Política Lava-Jato

Trecho mais grave do áudio é susposto crime de ex-procurador, avaliam integrantes da PGR

Janot abriu investigação sobre gravação de dois delatores da JBS
O ex-procurador Marcello Miller Foto: Divulgação / MP-MG
O ex-procurador Marcello Miller Foto: Divulgação / MP-MG

BRASÍLIA - O trecho de maior gravidade na gravação de quatro horas entre os delatores Joesley Batista e Ricardo Saud é o que trata da atuação do então procurador da República Marcelo Miller a favor do grupo J&F, enquanto ainda integrava o grupo de trabalho da Lava-Jato dentro da Procuradoria Geral da República (PGR). Esta é a interpretação de integrantes do grupo de trabalho que ouviram a gravação. ( PEDIDO DE INVESTIGAÇÃO : Leia a íntegra da decisão de Janot )

As citações ao Supremo Tribunal Federal (STF) e à própria PGR seriam, segundo essas fontes da PGR ouvidas pelo GLOBO, uma espécie de "bravata", na linha do que fez o senador Romero Jucá (PMDB-RR) quando gravado pelo ex-presidente da Transpetro Sérgio Machado. Jucá, na ocasião, disse ser necessário um pacto nacional para barrar a Lava-Jato, "com o Supremo, com tudo".

A gravação que pode levar à anulação do acordo de delação assinado pelos executivos da JBS teria ocorrido em 17 de março. Naquele momento, Miller ainda integrava o grupo de trabalho da Lava-Jato. Nesta segunda-feira, o procurador-geral da República anunciou que abriu investigação sobre a negociação do acordo com a JBS .

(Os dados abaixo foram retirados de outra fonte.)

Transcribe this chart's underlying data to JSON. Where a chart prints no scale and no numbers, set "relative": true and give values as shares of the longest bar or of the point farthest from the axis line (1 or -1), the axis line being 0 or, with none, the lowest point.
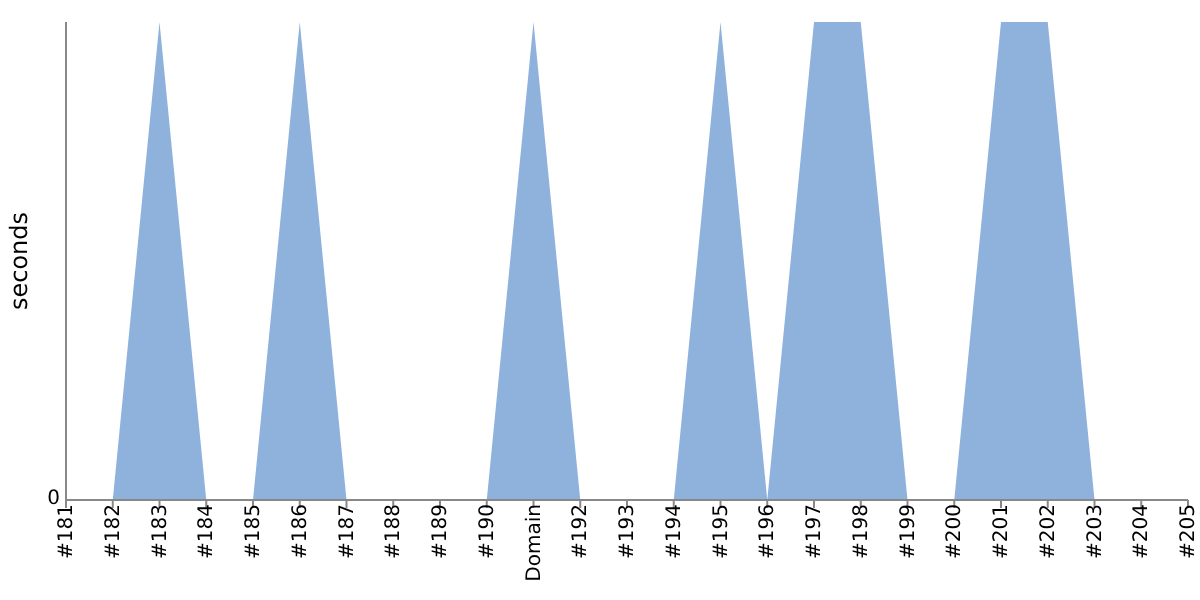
{
  "chart_data": {
    "type": "area",
    "ylabel": "seconds",
    "relative": true,
    "annotations": [
      "0"
    ],
    "grid": false,
    "legend": false,
    "categories": [
      "#181",
      "#182",
      "#183",
      "#184",
      "#185",
      "#186",
      "#187",
      "#188",
      "#189",
      "#190",
      "Domain",
      "#192",
      "#193",
      "#194",
      "#195",
      "#196",
      "#197",
      "#198",
      "#199",
      "#200",
      "#201",
      "#202",
      "#203",
      "#204",
      "#205"
    ],
    "series": [
      {
        "color": "#8fb2dc",
        "values": [
          0,
          0,
          1,
          0,
          0,
          1,
          0,
          0,
          0,
          0,
          1,
          0,
          0,
          0,
          1,
          0,
          1,
          1,
          0,
          0,
          1,
          1,
          0,
          0,
          0
        ]
      }
    ]
  }
}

Joesley e Saud dizem, como captado no áudio, que contavam com o auxílio do procurador que estava lotado no gabinete de Janot. "Em alguns trechos, Ricardo Saud afirma que já estaria 'ajeitando' a situação do grupo empresarial J&F com o então procurador da República Marcelo Miller, bem como que Marcelo Miller estaria 'afinado' com eles", cita o despacho do procurador-geral que determinou a abertura de um procedimento interno para revisar os benefícios concedidos na delação premiada. Miller só foi exonerado do cargo de procurador da República, para atuar na advocacia e para o grupo proprietário da JBS, em 05 de abril.

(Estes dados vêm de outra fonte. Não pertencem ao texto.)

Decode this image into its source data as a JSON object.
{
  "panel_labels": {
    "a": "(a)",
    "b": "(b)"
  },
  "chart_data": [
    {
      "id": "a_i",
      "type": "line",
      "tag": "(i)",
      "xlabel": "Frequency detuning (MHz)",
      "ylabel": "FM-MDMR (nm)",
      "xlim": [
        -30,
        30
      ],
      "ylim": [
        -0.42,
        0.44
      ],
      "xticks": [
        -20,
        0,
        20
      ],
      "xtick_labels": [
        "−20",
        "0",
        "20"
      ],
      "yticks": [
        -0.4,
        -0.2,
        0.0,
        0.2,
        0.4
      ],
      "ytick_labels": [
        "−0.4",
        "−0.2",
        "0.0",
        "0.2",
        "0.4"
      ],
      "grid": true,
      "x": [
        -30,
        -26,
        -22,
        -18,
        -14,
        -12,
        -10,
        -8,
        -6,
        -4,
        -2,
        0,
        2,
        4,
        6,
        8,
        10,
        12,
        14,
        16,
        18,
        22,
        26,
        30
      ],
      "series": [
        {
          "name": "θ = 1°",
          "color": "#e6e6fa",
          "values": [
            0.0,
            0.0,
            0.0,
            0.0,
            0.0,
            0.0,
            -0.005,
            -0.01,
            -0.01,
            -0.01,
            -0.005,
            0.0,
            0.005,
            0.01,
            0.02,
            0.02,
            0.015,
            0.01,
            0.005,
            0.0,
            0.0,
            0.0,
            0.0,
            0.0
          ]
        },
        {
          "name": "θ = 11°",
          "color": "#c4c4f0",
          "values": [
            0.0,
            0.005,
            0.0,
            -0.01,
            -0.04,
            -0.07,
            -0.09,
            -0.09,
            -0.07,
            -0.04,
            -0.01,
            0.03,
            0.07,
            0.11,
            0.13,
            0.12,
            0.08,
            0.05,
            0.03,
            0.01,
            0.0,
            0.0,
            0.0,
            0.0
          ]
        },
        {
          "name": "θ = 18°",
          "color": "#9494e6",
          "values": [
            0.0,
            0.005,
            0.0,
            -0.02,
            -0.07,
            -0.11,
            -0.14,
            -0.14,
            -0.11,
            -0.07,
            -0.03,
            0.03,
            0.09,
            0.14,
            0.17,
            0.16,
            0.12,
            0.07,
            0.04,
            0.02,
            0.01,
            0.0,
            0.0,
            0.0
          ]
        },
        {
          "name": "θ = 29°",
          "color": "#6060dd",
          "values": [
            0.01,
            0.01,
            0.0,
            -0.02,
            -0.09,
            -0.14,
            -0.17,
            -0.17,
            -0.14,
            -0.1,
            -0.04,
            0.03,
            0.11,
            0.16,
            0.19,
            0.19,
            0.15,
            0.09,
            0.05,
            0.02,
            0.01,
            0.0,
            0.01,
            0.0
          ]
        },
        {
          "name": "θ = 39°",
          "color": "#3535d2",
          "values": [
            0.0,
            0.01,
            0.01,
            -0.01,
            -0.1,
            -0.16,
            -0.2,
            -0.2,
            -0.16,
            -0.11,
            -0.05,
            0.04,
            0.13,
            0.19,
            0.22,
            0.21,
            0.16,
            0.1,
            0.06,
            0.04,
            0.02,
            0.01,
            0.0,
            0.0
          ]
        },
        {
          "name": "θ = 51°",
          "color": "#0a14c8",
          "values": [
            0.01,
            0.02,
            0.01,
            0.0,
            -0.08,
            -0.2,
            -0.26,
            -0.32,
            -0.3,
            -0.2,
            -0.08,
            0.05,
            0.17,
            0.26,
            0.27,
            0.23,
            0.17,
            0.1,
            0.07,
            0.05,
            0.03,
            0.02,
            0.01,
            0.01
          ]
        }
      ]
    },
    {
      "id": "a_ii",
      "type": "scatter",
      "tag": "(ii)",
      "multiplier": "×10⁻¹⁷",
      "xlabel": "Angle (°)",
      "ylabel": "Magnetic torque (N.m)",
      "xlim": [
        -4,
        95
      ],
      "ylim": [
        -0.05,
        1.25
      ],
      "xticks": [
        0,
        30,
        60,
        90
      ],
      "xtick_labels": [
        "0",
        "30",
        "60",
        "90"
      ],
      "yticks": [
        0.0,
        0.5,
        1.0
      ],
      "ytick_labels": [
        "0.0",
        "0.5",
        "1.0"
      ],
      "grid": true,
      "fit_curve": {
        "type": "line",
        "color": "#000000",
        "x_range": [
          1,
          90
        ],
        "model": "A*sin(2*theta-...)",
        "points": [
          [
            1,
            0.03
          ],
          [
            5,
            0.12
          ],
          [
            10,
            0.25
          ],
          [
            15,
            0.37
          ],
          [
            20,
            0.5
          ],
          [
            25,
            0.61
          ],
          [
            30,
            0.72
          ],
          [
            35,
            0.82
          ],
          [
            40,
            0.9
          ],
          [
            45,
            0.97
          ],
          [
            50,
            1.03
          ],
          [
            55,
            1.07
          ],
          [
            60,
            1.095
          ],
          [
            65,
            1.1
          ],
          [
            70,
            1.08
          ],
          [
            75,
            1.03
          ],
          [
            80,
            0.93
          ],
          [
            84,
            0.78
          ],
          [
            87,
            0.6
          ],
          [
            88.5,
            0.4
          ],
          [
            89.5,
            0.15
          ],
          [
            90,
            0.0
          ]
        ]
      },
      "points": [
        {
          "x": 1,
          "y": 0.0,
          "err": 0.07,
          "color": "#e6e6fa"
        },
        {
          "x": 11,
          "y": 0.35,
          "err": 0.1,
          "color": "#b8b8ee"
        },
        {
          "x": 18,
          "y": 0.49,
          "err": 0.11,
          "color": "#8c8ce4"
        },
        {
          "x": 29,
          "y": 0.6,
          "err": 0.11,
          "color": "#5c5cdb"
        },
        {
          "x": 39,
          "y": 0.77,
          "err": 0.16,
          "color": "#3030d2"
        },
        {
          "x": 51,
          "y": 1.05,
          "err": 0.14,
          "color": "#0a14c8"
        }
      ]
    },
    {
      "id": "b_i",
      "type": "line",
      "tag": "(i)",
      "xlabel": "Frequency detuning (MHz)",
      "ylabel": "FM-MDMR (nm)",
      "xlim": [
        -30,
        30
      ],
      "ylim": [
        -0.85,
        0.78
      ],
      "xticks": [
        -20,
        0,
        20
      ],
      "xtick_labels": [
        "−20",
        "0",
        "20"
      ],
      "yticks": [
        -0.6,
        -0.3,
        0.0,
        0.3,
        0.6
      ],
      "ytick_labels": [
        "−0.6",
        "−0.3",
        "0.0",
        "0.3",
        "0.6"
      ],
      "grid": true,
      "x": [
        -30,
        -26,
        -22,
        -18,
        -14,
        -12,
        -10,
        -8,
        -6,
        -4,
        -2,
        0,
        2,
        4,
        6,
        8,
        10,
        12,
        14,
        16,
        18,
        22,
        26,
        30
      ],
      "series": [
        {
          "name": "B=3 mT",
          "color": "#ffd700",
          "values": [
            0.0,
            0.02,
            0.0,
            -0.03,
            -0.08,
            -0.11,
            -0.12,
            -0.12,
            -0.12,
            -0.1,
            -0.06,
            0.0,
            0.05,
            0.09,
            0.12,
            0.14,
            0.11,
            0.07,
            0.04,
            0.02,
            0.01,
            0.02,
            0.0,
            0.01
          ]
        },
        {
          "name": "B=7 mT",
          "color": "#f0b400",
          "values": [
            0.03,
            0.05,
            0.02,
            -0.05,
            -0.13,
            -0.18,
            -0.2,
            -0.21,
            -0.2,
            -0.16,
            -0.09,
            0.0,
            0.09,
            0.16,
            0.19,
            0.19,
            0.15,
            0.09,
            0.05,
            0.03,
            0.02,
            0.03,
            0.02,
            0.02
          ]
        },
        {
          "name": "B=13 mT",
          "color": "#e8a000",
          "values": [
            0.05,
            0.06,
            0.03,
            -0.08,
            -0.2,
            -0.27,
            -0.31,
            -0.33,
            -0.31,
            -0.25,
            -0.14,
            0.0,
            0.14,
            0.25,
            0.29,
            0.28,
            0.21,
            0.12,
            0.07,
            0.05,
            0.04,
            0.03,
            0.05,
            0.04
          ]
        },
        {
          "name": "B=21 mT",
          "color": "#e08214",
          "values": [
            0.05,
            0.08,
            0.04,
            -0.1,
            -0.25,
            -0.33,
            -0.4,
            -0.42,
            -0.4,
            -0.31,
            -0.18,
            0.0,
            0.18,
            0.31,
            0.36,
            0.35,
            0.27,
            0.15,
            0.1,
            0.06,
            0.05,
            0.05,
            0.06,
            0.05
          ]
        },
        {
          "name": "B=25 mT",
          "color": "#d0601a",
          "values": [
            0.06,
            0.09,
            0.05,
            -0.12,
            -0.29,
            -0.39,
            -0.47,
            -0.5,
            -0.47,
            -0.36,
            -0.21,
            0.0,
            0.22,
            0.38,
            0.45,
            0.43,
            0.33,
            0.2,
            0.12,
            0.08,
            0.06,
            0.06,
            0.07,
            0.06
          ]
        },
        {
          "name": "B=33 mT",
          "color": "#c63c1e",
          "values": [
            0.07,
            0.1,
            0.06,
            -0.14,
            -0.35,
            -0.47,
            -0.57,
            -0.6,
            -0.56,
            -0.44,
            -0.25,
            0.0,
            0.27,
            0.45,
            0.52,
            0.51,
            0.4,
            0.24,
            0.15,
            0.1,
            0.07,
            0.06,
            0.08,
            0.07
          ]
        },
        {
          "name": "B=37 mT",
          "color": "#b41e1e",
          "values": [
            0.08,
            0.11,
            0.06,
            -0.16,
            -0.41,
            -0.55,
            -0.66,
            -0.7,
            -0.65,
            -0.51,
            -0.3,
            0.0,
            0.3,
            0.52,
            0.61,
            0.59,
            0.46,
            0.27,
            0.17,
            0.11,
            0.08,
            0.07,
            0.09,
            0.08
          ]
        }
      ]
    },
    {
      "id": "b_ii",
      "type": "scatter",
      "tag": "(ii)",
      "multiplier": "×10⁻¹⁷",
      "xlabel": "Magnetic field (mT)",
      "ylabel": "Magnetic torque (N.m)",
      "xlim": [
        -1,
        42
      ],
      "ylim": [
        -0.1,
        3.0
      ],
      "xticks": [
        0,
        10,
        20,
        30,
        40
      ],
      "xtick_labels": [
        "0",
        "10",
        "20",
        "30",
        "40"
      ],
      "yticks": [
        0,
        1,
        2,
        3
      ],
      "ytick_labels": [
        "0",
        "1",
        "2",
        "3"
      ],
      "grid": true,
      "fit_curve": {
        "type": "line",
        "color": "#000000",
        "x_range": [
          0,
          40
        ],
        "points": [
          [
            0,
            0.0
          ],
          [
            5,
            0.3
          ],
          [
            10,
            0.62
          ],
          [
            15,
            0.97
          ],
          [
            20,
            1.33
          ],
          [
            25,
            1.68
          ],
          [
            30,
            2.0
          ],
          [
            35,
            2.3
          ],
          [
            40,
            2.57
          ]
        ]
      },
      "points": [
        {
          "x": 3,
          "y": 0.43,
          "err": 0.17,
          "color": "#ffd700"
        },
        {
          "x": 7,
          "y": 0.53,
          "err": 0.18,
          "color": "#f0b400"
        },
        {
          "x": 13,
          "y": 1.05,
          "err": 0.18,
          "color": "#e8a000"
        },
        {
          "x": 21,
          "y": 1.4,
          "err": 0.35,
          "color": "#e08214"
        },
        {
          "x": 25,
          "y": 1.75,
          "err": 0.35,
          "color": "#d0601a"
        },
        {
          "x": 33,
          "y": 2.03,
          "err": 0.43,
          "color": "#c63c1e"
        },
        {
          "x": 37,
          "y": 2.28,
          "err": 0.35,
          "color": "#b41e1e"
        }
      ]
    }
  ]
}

Segundo fontes da PGR que tiveram acesso à gravação, não há citações explícitas a ministros do STF ou a integrantes da PGR, mas sim "bravatas" em relação às duas instituições. O risco de que os delatores percam os benefícios está diretamente relacionado ao que eles vão dizer em depoimento dentro do processo de revisão aberto, conforme essas fontes. Joesley, Saud e o advogado Francisco de Assis e Silva têm de se explicar até o próximo dia 8. Janot submeteu ao STF a deliberação sobre o sigilo da gravação, que contém trechos sobre a vida pessoal de alguns citados.

Procuradores que atuam na Lava-Jato dentro da PGR dizem que uma investigação sobre a atuação de Miller não caberia ao órgão, uma vez que ele não tem foro privilegiado. Assim, uma apuração de suposta prática criminosa por parte do ex-procurador ficaria a cargo do Ministério Público Federal em primeira instância.

Os delatores, segundo fontes da PGR, vinham entregando complementação de provas ao longo dos 120 dias do prazo dado dentro do acordo. Na noite da última quinta-feira, último dia dia do prazo, os advogados entregam áudios com gravações ainda inéditas. A conversa de quatro horas apareceu no terceiro áudio ouvido pela equipe de Janot, referente a um parlamentar. O áudio tinha o nome "PIAUI RICARDO 3 17032017.WAV", como consta no despacho assinado por Janot.